Looking back, I see myself as being near the verge of insanity. I couldn't feel like that now; there is, as it were, a transparent barrier between myself and strong emotion. I feel what is correct for me to feel; I go through the necessary motions. But I cannot delude myself that I care. I wouldn't say that I was dead; simply that I have begun to die. I have realised, you might say, that I have, at the most, only another sixty years to live. I'm not actively unhappy and I'm not afraid of death, but I'm not alive in the way that I was that evening I quarrelled with Alice. I look back at that raw young man sitting miserable in the pub with a feeling of genuine regret; I wouldn't, even if I could, change places with him, but he was indisputably a better person than the smooth character I am now, after ten years of getting almost everything that I ever wanted. I know the name he'd give me; the Successful Zombie.

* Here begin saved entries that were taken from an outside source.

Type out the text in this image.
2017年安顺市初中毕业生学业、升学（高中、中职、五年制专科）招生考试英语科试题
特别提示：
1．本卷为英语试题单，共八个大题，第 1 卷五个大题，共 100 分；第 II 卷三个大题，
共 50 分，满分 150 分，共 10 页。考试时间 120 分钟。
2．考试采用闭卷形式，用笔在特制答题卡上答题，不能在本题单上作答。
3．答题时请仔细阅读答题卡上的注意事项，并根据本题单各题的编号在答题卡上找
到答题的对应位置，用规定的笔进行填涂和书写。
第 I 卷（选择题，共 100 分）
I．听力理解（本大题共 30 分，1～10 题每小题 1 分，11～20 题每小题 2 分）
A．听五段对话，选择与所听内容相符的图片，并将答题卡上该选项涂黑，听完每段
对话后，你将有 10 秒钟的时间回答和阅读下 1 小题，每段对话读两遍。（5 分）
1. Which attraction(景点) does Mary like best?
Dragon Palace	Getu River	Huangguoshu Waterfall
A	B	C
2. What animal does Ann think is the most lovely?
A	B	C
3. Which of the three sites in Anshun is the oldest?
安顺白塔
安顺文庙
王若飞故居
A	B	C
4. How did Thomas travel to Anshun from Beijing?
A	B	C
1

I don't of course care whether that young man looking at the theatre bill was wiser or kinder or more innocent than the Successful Zombie. But he was of a higher quality; he could feel more, he could take more strain. Of a higher quality, that is, if one accepts that a human being is meant to have certain emotions, to be affected strongly by all that happens to him, to live among the people around him. I don't mean that one has to love people, but simply that one ought to care. I'm like a brand-new Cadillac in a poor industrial area, insulated by steel and glass and air-conditioning from the people outside, from the rain and the cold and the shivering ailing bodies. I don't wish to be like the people outside, I don't even wish that I had some weakness, some foolishness to immobilise me among the envious coolie faces, to let in the rain and the smell of defeat. But I sometimes wish that I wished it.

What has happened to me is exactly what I willed to happen. I am my own draughtsman. Destiny, force of events, fate, good or bad fortune - all that battered repertory company can be thrown right out of my story, left to starve without a moment's recognition. But somewhere along the line - somewhere along the assembly line, which is what the phrase means - I could have been a different person. What has happened to my emotions is as fantastic as what happens to steel in an American car; steel should always be true to its own nature, always have a certain angularity and heaviness and not be plastic and lacquered; and the basic feelings should be angular and heavy too. I suppose that I had my chance to be a real person. "You're always in contact," Alice said to me once. "You're there as a person, you're warm and human. It's as though everyone else were wearing rubber gloves." She couldn't say that now.